A deadly meningitis outbreak in the United States blamed on a tainted drug has triggered outrage and calls for tighter regulation of the loosely controlled pharmaceutical compounding industry.
At least a dozen people have died and the number of fungal meningitis cases rose to 138 Wednesday after a contaminated drug was shipped to clinics and hospitals in 23 states.
Investigators say as many as 13,000 people may have received contaminated doses of the steroid, which is injected into the spine to treat back pain.
Critics said drug manufacturers have found a way to sidestep costly and strict oversight by classifying themselves as pharmacies, which are given freer rein to mix drug compounds for patients.

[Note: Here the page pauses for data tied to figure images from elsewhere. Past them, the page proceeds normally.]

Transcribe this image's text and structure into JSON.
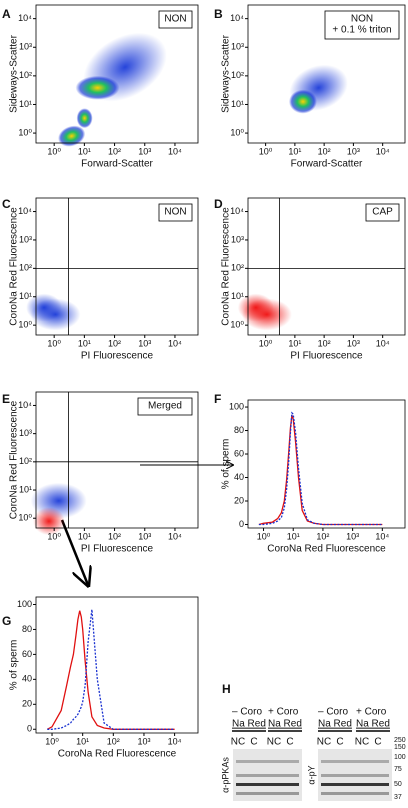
{
  "chart_data": [
    {
      "type": "scatter",
      "label": "A",
      "annotation": [
        "NON"
      ],
      "xlabel": "Forward-Scatter",
      "ylabel": "Sideways-Scatter",
      "log": true,
      "xlim": [
        0.25,
        58000
      ],
      "ylim": [
        0.45,
        30000
      ],
      "xticks": [
        {
          "value": 1,
          "label": "10⁰"
        },
        {
          "value": 10,
          "label": "10¹"
        },
        {
          "value": 100,
          "label": "10²"
        },
        {
          "value": 1000,
          "label": "10³"
        },
        {
          "value": 10000,
          "label": "10⁴"
        }
      ],
      "yticks": [
        {
          "value": 1,
          "label": "10⁰"
        },
        {
          "value": 10,
          "label": "10¹"
        },
        {
          "value": 100,
          "label": "10²"
        },
        {
          "value": 1000,
          "label": "10³"
        },
        {
          "value": 10000,
          "label": "10⁴"
        }
      ]
    },
    {
      "type": "scatter",
      "label": "B",
      "annotation": [
        "NON",
        "+ 0.1 % triton"
      ],
      "xlabel": "Forward-Scatter",
      "ylabel": "Sideways-Scatter",
      "log": true,
      "xlim": [
        0.25,
        58000
      ],
      "ylim": [
        0.45,
        30000
      ],
      "xticks": [
        {
          "value": 1,
          "label": "10⁰"
        },
        {
          "value": 10,
          "label": "10¹"
        },
        {
          "value": 100,
          "label": "10²"
        },
        {
          "value": 1000,
          "label": "10³"
        },
        {
          "value": 10000,
          "label": "10⁴"
        }
      ],
      "yticks": [
        {
          "value": 1,
          "label": "10⁰"
        },
        {
          "value": 10,
          "label": "10¹"
        },
        {
          "value": 100,
          "label": "10²"
        },
        {
          "value": 1000,
          "label": "10³"
        },
        {
          "value": 10000,
          "label": "10⁴"
        }
      ]
    },
    {
      "type": "scatter",
      "label": "C",
      "annotation": [
        "NON"
      ],
      "xlabel": "PI Fluorescence",
      "ylabel": "CoroNa Red Fluorescence",
      "log": true,
      "gates": [
        3,
        100
      ],
      "xlim": [
        0.25,
        58000
      ],
      "ylim": [
        0.45,
        30000
      ],
      "xticks": [
        {
          "value": 1,
          "label": "10⁰"
        },
        {
          "value": 10,
          "label": "10¹"
        },
        {
          "value": 100,
          "label": "10²"
        },
        {
          "value": 1000,
          "label": "10³"
        },
        {
          "value": 10000,
          "label": "10⁴"
        }
      ],
      "yticks": [
        {
          "value": 1,
          "label": "10⁰"
        },
        {
          "value": 10,
          "label": "10¹"
        },
        {
          "value": 100,
          "label": "10²"
        },
        {
          "value": 1000,
          "label": "10³"
        },
        {
          "value": 10000,
          "label": "10⁴"
        }
      ]
    },
    {
      "type": "scatter",
      "label": "D",
      "annotation": [
        "CAP"
      ],
      "xlabel": "PI Fluorescence",
      "ylabel": "CoroNa Red Fluorescence",
      "log": true,
      "gates": [
        3,
        100
      ],
      "xlim": [
        0.25,
        58000
      ],
      "ylim": [
        0.45,
        30000
      ],
      "xticks": [
        {
          "value": 1,
          "label": "10⁰"
        },
        {
          "value": 10,
          "label": "10¹"
        },
        {
          "value": 100,
          "label": "10²"
        },
        {
          "value": 1000,
          "label": "10³"
        },
        {
          "value": 10000,
          "label": "10⁴"
        }
      ],
      "yticks": [
        {
          "value": 1,
          "label": "10⁰"
        },
        {
          "value": 10,
          "label": "10¹"
        },
        {
          "value": 100,
          "label": "10²"
        },
        {
          "value": 1000,
          "label": "10³"
        },
        {
          "value": 10000,
          "label": "10⁴"
        }
      ]
    },
    {
      "type": "scatter",
      "label": "E",
      "annotation": [
        "Merged"
      ],
      "xlabel": "PI Fluorescence",
      "ylabel": "CoroNa Red Fluorescence",
      "log": true,
      "gates": [
        3,
        100
      ],
      "xlim": [
        0.25,
        58000
      ],
      "ylim": [
        0.45,
        30000
      ],
      "xticks": [
        {
          "value": 1,
          "label": "10⁰"
        },
        {
          "value": 10,
          "label": "10¹"
        },
        {
          "value": 100,
          "label": "10²"
        },
        {
          "value": 1000,
          "label": "10³"
        },
        {
          "value": 10000,
          "label": "10⁴"
        }
      ],
      "yticks": [
        {
          "value": 1,
          "label": "10⁰"
        },
        {
          "value": 10,
          "label": "10¹"
        },
        {
          "value": 100,
          "label": "10²"
        },
        {
          "value": 1000,
          "label": "10³"
        },
        {
          "value": 10000,
          "label": "10⁴"
        }
      ]
    },
    {
      "type": "line",
      "label": "F",
      "xlabel": "CoroNa Red Fluorescence",
      "ylabel": "% of sperm",
      "log": true,
      "xlim": [
        0.3,
        58000
      ],
      "ylim": [
        -3,
        106
      ],
      "xticks": [
        {
          "value": 1,
          "label": "10⁰"
        },
        {
          "value": 10,
          "label": "10¹"
        },
        {
          "value": 100,
          "label": "10²"
        },
        {
          "value": 1000,
          "label": "10³"
        },
        {
          "value": 10000,
          "label": "10⁴"
        }
      ],
      "yticks": [
        0,
        20,
        40,
        60,
        80,
        100
      ],
      "x": [
        0.7,
        1,
        2,
        3,
        4,
        5,
        6,
        7,
        8,
        9,
        10,
        12,
        15,
        20,
        30,
        50,
        100,
        1000,
        10000
      ],
      "series": [
        {
          "color": "#e01010",
          "style": "solid",
          "values": [
            0,
            1,
            2,
            5,
            10,
            20,
            38,
            60,
            82,
            93,
            90,
            70,
            40,
            12,
            3,
            1,
            0,
            0,
            0
          ]
        },
        {
          "color": "#1830d0",
          "style": "dotted",
          "values": [
            0,
            0,
            1,
            3,
            6,
            14,
            30,
            52,
            78,
            95,
            94,
            78,
            48,
            18,
            4,
            1,
            0,
            0,
            0
          ]
        }
      ]
    },
    {
      "type": "line",
      "label": "G",
      "xlabel": "CoroNa Red Fluorescence",
      "ylabel": "% of sperm",
      "log": true,
      "xlim": [
        0.3,
        58000
      ],
      "ylim": [
        -3,
        106
      ],
      "xticks": [
        {
          "value": 1,
          "label": "10⁰"
        },
        {
          "value": 10,
          "label": "10¹"
        },
        {
          "value": 100,
          "label": "10²"
        },
        {
          "value": 1000,
          "label": "10³"
        },
        {
          "value": 10000,
          "label": "10⁴"
        }
      ],
      "yticks": [
        0,
        20,
        40,
        60,
        80,
        100
      ],
      "x": [
        0.7,
        1,
        2,
        3,
        4,
        5,
        6,
        7,
        8,
        9,
        10,
        12,
        15,
        20,
        30,
        50,
        100,
        1000,
        10000
      ],
      "series": [
        {
          "color": "#e01010",
          "style": "solid",
          "values": [
            0,
            2,
            15,
            35,
            50,
            60,
            75,
            88,
            95,
            90,
            80,
            55,
            30,
            10,
            3,
            1,
            0,
            0,
            0
          ]
        },
        {
          "color": "#1830d0",
          "style": "dotted",
          "values": [
            0,
            0,
            1,
            3,
            5,
            8,
            10,
            12,
            15,
            18,
            22,
            35,
            70,
            96,
            40,
            5,
            0,
            0,
            0
          ]
        }
      ]
    }
  ],
  "blot": {
    "label": "H",
    "groups": [
      "– Coro",
      "+ Coro",
      "– Coro",
      "+ Coro"
    ],
    "sublabel": "Na Red",
    "lanes": [
      "NC",
      "C",
      "NC",
      "C",
      "NC",
      "C",
      "NC",
      "C"
    ],
    "antibodies": [
      "α-pPKAs",
      "α-pY"
    ],
    "markers": [
      "250",
      "150",
      "100",
      "75",
      "50",
      "37"
    ]
  }
}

"People are just playing Russian roulette when they use one of these compounded drugs," said Sheldon Bradshaw, a Washington lawyer who was chief counsel for the Food and Drug Administration from 2005 to 2007.
"They don't have to follow good manufacturing practices which, if followed, guarantee that a product isn't going to be contaminated. They don't have to spend hundreds of millions on clinical trials to show their drugs are safe," he told AFP.
Problems could be far more widespread than feared because, unlike manufacturers of FDA-approved drugs, pharmacies are not required to report adverse reactions or injuries.
And many doctors don't realize the drugs they are prescribing are not produced at facilities that have received the FDA's seal of approval.
"Our loss and that of others should be a wake-up call to our country," George Cary told reporters after a memorial for his wife Lillian, 67, in Michigan Tuesday.
"The apparent lack of suitable inspections should not have happened."
Several lawmakers have already announced plans to introduce legislation that would strengthen oversight and others are asking the FDA for more immediate action.
"The recent outbreak of dangerous, potentially deadly disease indicates a clear and present need for stronger accountability and oversight," Senator Richard Blumenthal said in a letter to the FDA.
The looser regulations were intended to allow pharmacists to fulfill their traditional role of tailoring a drug to suit a particular patient—say by mixing a lower dose of medicine with flavored syrup to make it suitable for a child—without having to deal with onerous requirements like clinical trials.
Yet they have created a "grey area in the law," allowing a growing number of companies to produce compounds at an industrial scale, said Kevin Outterson, a professor of health law at the Boston University School of Law.
"It's just a classic gap in the regulatory structure that companies have used to build this business over the past few decades," Outterson said.
As a result, the FDA has more power to regulate drug companies in China than large-scale compounding pharmacies in the United States, he said in a telephone interview.
State agencies are charged with regulating pharmacies, although the FDA typically steps in to investigate if a "significant violation" is reported.
The company that distributed thousands of vials of the tainted steroids—the New England Compounding Center—has been investigated by the state of Massachusetts and the FDA on at least two occasions in the past decade. It is also not accredited by a professional board.
It is not yet clear how the drugs were contaminated or why it took so long to discover the problem. Health officials are urging patients who received a dose as far back as May 21 to contact their doctors.
But the New England Compounding Center has recalled all of its products from the market and ceased operations.
The FDA declined to comment on whether an oversight failure or the loose regulation of pharmacy compounds contributed to the outbreak.
But an industry spokeswoman said it is clear the New England Compounding Center was not following the rules.
"There is regulation in place. Unfortunately, it looks like it just did not work in this particular situation," said Dagmar Climo, a spokeswoman for the International Academy of Compounding Pharmacists.
"When the system is working, we should not be seeing these types of problems. Unfortunately, this was just a major oversight of an organization that was essentially manufacturing."
Representatives from the academy will be meeting with lawmakers on Thursday to discuss ways "to make sure this never happens again," Climo said.
However, she declined to comment on whether the group believes large-scale producers of compounds need to be better regulated.